Herbivorous forms can and do evolve from carnivorous forms

There are many examples of animals that have branched off from their carnivorous relatives to become herbivorous or at least more herbivorous. There are herbivorous canivorans (belonging to the mammal order Canivora). The fundamental variability and flexibility of animal form and behavior we see in nature is what will enable the directed evolution toward herbivory to proceed smoothly without wiping out species.

Though most raccoons are omnivorous, two species are are almost completely frugivorous, the South American Olingos and kinkajous.

Many of the palm civets, which belong to the typically carnivorous viverrid clade, are mostly frugivorous.

While most bears are omnivorous, the panda bear eats almost exclusively bamboo and the spectacled bear is mainly frugivorous.

The only living red panda species evolved from their omnivorous ancestors to eat primarily bamboo.

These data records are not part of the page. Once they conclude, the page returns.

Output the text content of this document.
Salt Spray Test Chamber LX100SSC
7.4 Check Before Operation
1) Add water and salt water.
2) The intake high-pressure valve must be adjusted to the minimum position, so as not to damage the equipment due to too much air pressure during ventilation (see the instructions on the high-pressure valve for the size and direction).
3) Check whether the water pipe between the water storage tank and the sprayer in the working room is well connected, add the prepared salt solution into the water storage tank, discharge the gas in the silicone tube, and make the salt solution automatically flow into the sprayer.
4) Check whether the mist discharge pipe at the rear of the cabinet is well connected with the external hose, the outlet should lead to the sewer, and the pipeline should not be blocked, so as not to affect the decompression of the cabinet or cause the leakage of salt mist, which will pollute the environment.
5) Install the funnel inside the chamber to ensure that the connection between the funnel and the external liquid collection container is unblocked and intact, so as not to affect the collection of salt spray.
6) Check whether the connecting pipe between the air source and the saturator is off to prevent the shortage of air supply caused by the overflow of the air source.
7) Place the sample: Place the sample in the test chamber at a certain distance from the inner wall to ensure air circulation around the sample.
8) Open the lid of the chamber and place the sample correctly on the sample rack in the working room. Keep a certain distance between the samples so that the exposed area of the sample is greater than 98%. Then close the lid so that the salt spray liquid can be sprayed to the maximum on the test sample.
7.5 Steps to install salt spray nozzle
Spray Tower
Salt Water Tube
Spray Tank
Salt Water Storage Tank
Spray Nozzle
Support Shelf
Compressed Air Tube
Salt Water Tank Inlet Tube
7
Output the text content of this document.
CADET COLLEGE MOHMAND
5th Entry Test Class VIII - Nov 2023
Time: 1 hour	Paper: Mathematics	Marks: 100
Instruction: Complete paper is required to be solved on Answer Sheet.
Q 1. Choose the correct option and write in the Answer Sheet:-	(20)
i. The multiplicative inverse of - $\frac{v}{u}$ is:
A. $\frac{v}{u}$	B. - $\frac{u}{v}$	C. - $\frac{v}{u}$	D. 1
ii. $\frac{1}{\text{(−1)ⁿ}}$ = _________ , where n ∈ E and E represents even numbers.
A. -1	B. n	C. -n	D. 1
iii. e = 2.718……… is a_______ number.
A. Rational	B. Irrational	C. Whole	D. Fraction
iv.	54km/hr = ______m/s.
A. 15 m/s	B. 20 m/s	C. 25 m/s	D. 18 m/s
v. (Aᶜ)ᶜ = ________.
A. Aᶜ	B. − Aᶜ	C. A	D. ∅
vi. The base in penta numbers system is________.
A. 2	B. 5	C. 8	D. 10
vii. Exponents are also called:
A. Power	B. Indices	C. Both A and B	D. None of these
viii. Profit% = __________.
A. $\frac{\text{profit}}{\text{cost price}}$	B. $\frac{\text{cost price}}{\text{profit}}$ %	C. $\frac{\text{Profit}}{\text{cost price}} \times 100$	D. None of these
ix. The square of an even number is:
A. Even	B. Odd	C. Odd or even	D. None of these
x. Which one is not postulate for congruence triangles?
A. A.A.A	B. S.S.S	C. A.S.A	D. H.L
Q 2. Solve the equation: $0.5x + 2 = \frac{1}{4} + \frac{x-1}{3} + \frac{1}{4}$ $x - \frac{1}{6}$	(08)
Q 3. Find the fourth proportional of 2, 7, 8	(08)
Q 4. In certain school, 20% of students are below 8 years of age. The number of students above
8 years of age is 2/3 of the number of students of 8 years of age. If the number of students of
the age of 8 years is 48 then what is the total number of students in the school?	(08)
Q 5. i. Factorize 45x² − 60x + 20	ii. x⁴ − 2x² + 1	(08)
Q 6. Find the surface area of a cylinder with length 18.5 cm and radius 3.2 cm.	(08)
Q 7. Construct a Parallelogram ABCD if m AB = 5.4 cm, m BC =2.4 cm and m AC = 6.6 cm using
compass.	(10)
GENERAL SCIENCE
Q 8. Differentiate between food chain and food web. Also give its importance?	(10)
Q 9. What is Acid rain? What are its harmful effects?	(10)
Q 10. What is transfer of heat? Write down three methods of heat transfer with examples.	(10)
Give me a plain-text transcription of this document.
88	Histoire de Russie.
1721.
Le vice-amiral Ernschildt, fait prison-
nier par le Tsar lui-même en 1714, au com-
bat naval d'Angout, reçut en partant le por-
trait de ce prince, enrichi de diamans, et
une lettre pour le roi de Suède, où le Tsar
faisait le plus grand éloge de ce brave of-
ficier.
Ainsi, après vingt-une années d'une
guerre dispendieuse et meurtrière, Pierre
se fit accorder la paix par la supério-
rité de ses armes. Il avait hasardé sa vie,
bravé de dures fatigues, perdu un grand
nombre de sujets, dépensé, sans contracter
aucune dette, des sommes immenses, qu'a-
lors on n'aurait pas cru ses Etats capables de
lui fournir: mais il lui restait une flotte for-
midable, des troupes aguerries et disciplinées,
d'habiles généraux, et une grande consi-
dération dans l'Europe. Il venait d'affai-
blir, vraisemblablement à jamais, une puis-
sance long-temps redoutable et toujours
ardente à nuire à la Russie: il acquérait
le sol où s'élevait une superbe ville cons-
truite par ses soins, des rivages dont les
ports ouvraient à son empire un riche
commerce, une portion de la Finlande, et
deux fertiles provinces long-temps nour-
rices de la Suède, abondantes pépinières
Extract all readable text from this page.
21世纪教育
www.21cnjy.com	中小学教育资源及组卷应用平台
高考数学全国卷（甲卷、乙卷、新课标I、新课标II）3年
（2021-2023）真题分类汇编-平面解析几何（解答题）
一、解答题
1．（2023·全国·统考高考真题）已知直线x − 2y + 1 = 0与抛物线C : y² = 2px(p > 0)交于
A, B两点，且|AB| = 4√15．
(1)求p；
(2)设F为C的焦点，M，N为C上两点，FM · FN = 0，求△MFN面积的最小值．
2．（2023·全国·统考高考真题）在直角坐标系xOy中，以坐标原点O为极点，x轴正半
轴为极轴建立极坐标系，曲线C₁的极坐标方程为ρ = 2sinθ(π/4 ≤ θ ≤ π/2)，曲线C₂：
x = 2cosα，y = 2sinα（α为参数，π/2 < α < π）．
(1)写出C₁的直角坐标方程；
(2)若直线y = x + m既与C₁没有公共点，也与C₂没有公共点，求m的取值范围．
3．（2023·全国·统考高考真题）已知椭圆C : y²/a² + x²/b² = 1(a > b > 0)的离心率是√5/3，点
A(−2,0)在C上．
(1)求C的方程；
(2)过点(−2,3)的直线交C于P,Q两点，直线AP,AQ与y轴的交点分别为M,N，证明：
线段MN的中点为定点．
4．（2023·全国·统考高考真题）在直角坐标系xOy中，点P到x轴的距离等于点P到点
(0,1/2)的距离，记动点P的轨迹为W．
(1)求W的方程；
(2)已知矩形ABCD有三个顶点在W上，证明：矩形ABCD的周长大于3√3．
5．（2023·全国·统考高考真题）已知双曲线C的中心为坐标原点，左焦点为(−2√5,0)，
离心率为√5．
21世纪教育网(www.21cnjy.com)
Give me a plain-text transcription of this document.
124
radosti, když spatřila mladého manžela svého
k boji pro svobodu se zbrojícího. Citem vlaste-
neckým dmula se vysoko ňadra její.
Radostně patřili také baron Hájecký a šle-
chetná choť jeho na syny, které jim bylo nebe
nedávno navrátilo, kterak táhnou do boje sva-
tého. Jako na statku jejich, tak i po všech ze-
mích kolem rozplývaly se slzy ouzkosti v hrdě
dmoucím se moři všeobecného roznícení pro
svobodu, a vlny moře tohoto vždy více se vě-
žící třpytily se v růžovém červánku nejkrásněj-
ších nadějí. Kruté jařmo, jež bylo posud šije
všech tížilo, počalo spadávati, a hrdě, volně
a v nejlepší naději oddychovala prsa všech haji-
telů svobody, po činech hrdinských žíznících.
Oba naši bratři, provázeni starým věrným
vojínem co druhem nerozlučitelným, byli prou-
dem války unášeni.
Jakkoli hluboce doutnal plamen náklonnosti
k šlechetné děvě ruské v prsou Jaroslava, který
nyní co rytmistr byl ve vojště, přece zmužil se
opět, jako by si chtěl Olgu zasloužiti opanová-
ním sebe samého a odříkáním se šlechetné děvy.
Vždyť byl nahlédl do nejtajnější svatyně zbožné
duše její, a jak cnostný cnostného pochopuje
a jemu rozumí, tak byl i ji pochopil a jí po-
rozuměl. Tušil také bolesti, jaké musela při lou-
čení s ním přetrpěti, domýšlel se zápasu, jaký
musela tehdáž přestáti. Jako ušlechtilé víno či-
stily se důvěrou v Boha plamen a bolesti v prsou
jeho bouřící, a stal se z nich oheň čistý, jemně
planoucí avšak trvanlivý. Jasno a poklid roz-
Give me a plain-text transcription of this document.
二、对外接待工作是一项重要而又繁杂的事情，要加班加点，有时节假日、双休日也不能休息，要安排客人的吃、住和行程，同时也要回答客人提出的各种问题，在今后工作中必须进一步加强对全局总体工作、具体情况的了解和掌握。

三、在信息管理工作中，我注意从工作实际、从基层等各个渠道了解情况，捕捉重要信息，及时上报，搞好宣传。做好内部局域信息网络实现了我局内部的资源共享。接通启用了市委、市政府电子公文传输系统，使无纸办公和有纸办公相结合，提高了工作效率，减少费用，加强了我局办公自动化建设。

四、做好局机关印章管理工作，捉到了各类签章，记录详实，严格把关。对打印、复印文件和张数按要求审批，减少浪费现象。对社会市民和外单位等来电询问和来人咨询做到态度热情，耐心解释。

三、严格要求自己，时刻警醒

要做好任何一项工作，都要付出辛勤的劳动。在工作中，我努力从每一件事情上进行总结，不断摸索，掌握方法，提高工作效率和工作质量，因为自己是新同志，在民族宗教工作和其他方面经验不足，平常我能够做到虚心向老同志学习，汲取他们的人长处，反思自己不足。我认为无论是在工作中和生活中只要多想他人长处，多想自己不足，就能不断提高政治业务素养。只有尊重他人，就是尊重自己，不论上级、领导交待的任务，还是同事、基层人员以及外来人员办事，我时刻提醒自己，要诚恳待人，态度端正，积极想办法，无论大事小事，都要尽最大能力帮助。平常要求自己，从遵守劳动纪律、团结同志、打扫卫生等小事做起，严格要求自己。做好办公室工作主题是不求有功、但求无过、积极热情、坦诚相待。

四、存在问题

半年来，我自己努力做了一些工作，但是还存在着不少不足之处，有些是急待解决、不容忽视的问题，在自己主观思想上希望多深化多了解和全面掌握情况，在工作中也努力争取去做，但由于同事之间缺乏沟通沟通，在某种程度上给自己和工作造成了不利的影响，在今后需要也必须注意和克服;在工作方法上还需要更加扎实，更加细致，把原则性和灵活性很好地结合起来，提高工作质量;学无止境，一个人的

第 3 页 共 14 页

While most of the extinct borophagines dogs, or "bone-cracking" dogs, were carnivorous, some forms were mostly frugivorous. So even within a single clade, we see a broad range of feeding behavior, from hypercarnivory to herbivory. Herbivory can and does evolve from carnivory and vice-versa (Wang et al. 1999).

A type of jumping spider found in Central America, Bagheera kiplingi, feeds primarily on acacia leaves.

Although not a case of a herbivorous shift, the aardwolf, a hyaenid, evolved to have a completely different diet than that of other hyenas, eating termites almost exclusively. Their teeth, tongue, saliva, and body size, are very different from their hypercarnivorous ancestors and closest living relatives. Similarly, some species of stinkbadgers, have evolved to eat primarily insects, unlike their omnivorous skunk and stinkbadger relatives. Likewise, the sloth bear mainly eats ants and termites.

In the other direction, carnivory has evolved from herbivory in some marsupials.

Wang, X.M, Tedford, R.H., and Taylor, B.E. (1999). Phylogenetic systematics of the Borophaginae (Carnivora: Canidae). Bulletin of the American Museum of Natural History, 243, 1-391.